- Derchiks
- Darchik Location in Ladakh, India Darchik Darchik (India)
- Coordinates: 34°37′59″N 76°22′59″E﻿ / ﻿34.6331626°N 76.3831383°E
- Country: India
- Union Territory: Ladakh
- District: Sham
- Tehsil: Skurbuchan
- Household: 85
- Panchayat: Garkon

Area
- • Land: 95.50 ha (236.0 acres)

Population (2011)
- • Total: 624
- • Density: 653/km^{2} (1,690/sq mi)

Languages
- • Official: Brokskat
- Time zone: UTC+5:30 (IST)
- PIN: 194103

= Darchik =

Darchik (Note: Alternative spellings: Darchiks, and Derchiks) is a village in the Sham district of Ladakh, primarily populated by the Brokpa people. The main language spoken here is known as Brokskat (in Ladakhi) which is part of the Dardic language of the Indo-European branch.

Darchik is one of the four villages comprising the Aryan valley.

== Geography ==
The village includes three hamlets: Gund (Barjay), Hordass and Sanachay.

== History ==
Historically, Chulichan and the adjacent regions were populated by Brokpa people — folklore maintains that they arrived at their current habitat from the Gilgit region. The Brokpa chieftains wielded autonomy in the region, pledging nominal allegiance to the Maqpon rulers of Skardu.

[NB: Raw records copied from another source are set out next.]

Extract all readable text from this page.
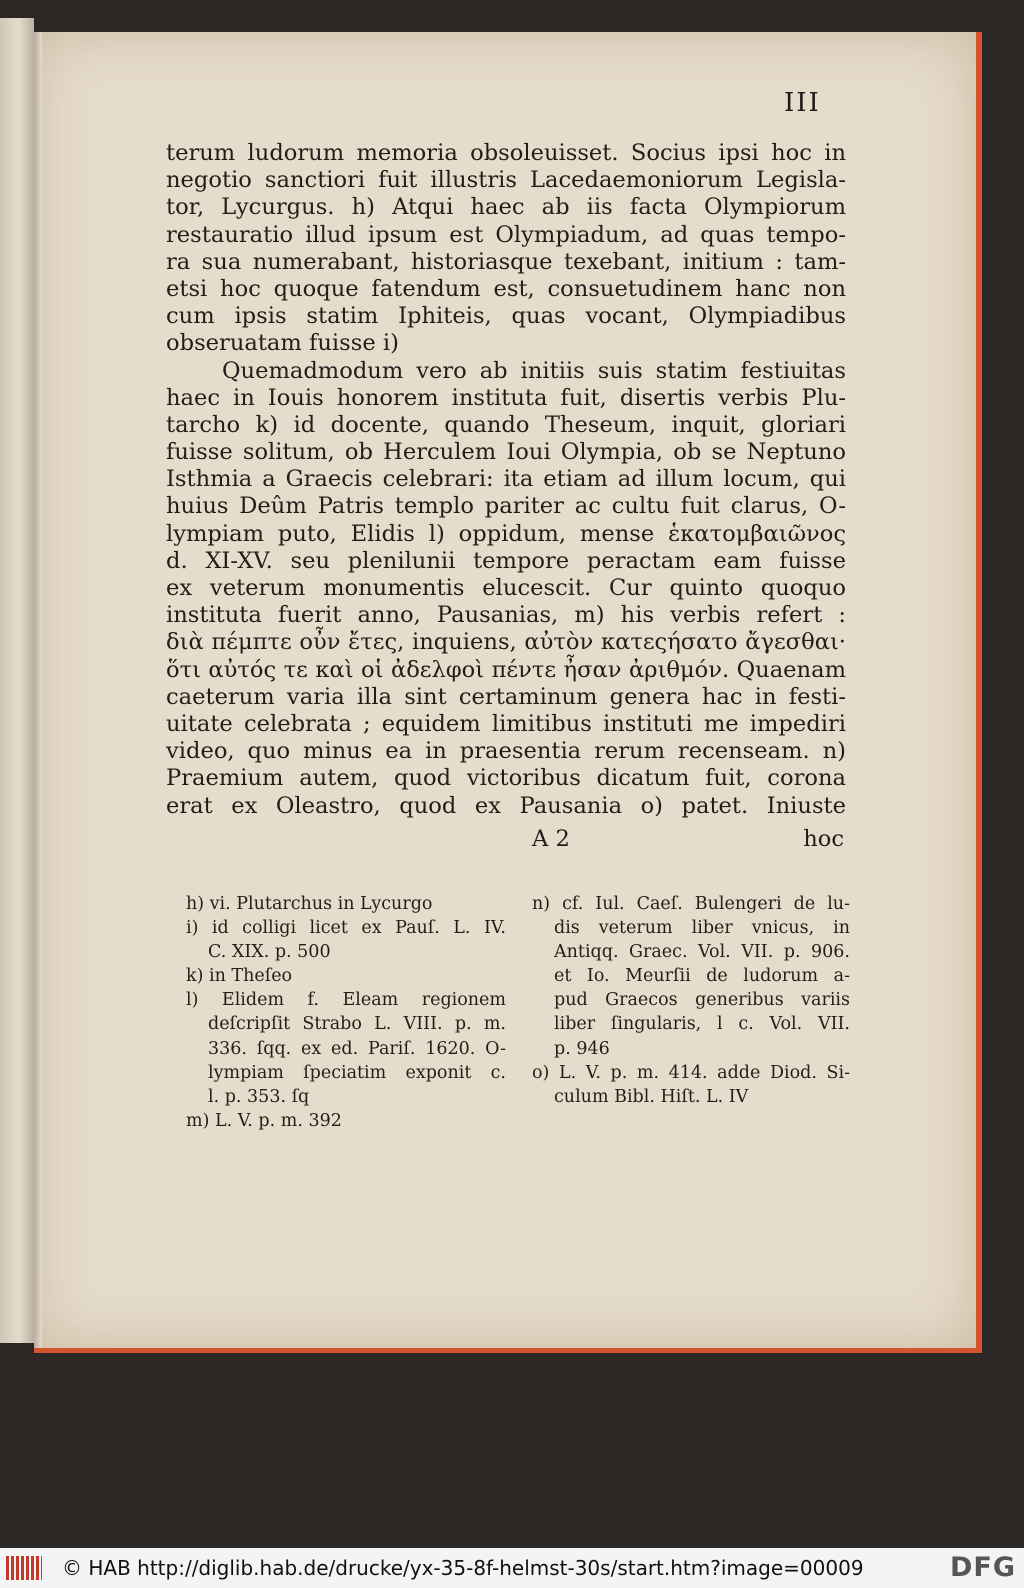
III
terum ludorum memoria obsoleuisset. Socius ipsi hoc in
negotio sanctiori fuit illustris Lacedaemoniorum Legisla-
tor, Lycurgus. h) Atqui haec ab iis facta Olympiorum
restauratio illud ipsum est Olympiadum, ad quas tempo-
ra sua numerabant, historiasque texebant, initium : tam-
etsi hoc quoque fatendum est, consuetudinem hanc non
cum ipsis statim Iphiteis, quas vocant, Olympiadibus
obseruatam fuisse i)
Quemadmodum vero ab initiis suis statim festiuitas
haec in Iouis honorem instituta fuit, disertis verbis Plu-
tarcho k) id docente, quando Theseum, inquit, gloriari
fuisse solitum, ob Herculem Ioui Olympia, ob se Neptuno
Isthmia a Graecis celebrari: ita etiam ad illum locum, qui
huius Deûm Patris templo pariter ac cultu fuit clarus, O-
lympiam puto, Elidis l) oppidum, mense ἑκατομβαιῶνος
d. XI-XV. seu plenilunii tempore peractam eam fuisse
ex veterum monumentis elucescit. Cur quinto quoquo
instituta fuerit anno, Pausanias, m) his verbis refert :
διὰ πέμπτε οὖν ἔτες, inquiens, αὐτὸν κατεςήσατο ἄγεσθαι·
ὅτι αὐτός τε καὶ οἱ ἀδελφοὶ πέντε ἦσαν ἀριθμόν. Quaenam
caeterum varia illa sint certaminum genera hac in festi-
uitate celebrata ; equidem limitibus instituti me impediri
video, quo minus ea in praesentia rerum recenseam. n)
Praemium autem, quod victoribus dicatum fuit, corona
erat ex Oleastro, quod ex Pausania o) patet. Iniuste
A 2	hoc
h) vi. Plutarchus in Lycurgo
i) id colligi licet ex Pauſ. L. IV.
C. XIX. p. 500
k) in Theſeo
l) Elidem f. Eleam regionem
deſcripſit Strabo L. VIII. p. m.
336. ſqq. ex ed. Pariſ. 1620. O-
lympiam ſpeciatim exponit c.
l. p. 353. ſq
m) L. V. p. m. 392
n) cf. Iul. Caeſ. Bulengeri de lu-
dis veterum liber vnicus, in
Antiqq. Graec. Vol. VII. p. 906.
et Io. Meurſii de ludorum a-
pud Graecos generibus variis
liber ſingularis, l c. Vol. VII.
p. 946
o) L. V. p. m. 414. adde Diod. Si-
culum Bibl. Hiſt. L. IV
© HAB http://diglib.hab.de/drucke/yx-35-8f-helmst-30s/start.htm?image=00009	DFG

However, things changed in the seventeenth century when Jamyang Namgyal of Ladakh had a conflict with Ali Sher Khan Anchan of Skardu and had to accept Gurgurdho as a boundary between their territories. Consequently, Darchik integrated with Ladakh, though probably not to any substantial extent. In the early nineteenth century, as the village came under the Dogras of Jammu upon their annexation of Ladakh, it became part of Leh tehsil in the princely State of Jammu and Kashmir.

In 1947, as Jammu and Kashmir joined India, Darchik became part of the Ladakh Division. In 1979, it became a part of the newly-formed Kargil District. Local Brokpas have demanded representation to the seats reserved for minorities in the hill council. In the aftermath of the Kargil War, the Indian Army adopted Darchik as a model village under Operation Sadbhavana.

==Demography==

Darchik falls in the Soudh community development block. As per the 2011 census of India, it has a population of 624 people living in 85 households.